ストリンドベリ作『令嬢ジュリー』

 本日は、スウェーデンの劇作家アウグスト・ストリンドベリ(August Strindberg)が亡くなった日(1912年5/14没)である。その代表作とされる『令嬢ジュリー(Miss Julie)』を観劇したのは、2回ほど。
 1回目は、1992年9月、スウェーデンのPETER STORMARE COMPANY(ペーター・ストルマーレ・カンパニー)による東京グローブ座 での公演。演出は、ペーター・ストルマーレ。


 東京グローブ座の『the GLOBE(ⅩⅧ)』の、ペーター・ストルマーレの「演出ノート」に、『令嬢ジュリー』のスウェーデン特有の季節的背景について記述がある。
……私はこの芝居を「階級」に関するものというより「情熱」に関するものと捉えたい。そして、スウェーデン夏至の日の気違いじみた雰囲気を出したい。夏至の日は、スウェーデンにとって古くからある習慣であり、夏と豊作を迎える祝いなのだ。

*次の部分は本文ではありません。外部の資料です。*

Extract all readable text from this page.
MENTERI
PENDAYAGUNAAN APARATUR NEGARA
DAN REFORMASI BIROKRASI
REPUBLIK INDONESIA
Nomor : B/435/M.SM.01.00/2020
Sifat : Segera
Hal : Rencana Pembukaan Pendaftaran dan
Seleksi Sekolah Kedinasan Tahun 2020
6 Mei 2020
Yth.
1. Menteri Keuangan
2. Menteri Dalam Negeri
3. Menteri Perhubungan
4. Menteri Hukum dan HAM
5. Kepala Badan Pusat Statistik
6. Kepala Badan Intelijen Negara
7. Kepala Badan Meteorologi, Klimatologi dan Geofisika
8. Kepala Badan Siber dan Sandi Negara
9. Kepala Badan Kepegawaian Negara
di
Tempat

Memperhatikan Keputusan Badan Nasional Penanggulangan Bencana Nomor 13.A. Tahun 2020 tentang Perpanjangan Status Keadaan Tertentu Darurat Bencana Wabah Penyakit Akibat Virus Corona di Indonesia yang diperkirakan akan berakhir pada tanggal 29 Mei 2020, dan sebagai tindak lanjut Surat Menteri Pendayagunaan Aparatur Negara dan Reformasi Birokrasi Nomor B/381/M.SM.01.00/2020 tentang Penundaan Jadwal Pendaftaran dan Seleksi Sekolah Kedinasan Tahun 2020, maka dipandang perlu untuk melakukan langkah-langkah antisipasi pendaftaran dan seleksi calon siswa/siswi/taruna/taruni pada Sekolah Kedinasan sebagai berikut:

 ストリンドベリはわざわざこの日を芝居の舞台に選んだ。なぜなら、スウェーデン人なら誰でもこの気持ちを魂の底に持っているからだ。だからこの芝居の幕開けから、まさに最初の台詞から、令嬢ジュリーは一人家にいて、おかしな振る舞いをしている様子が明らかである。そして観客は彼女が元の婚約者に顔を殴られたことを知る。だから彼女は家にいるのである。おそらく父親に命令されたのであろう。家族にとって婚約を破棄されるということは大いなる恥なのだ。同時にこの芝居は一八八八年に書かれたのであり、今でこそ彼女は若く感じられるが、当時はもういい歳であった。彼女は二五歳である。そのころ、二五歳までには少なくとも子供が三人はいることが普通だった。……(p.28)
 2回目は、1999年12月tptのプロデュースで、デヴィッド・ルヴォー演出、東京江東区のベニサン・ピットでの公演。ジュリー役の若村麻由美の熱演が印象的であった。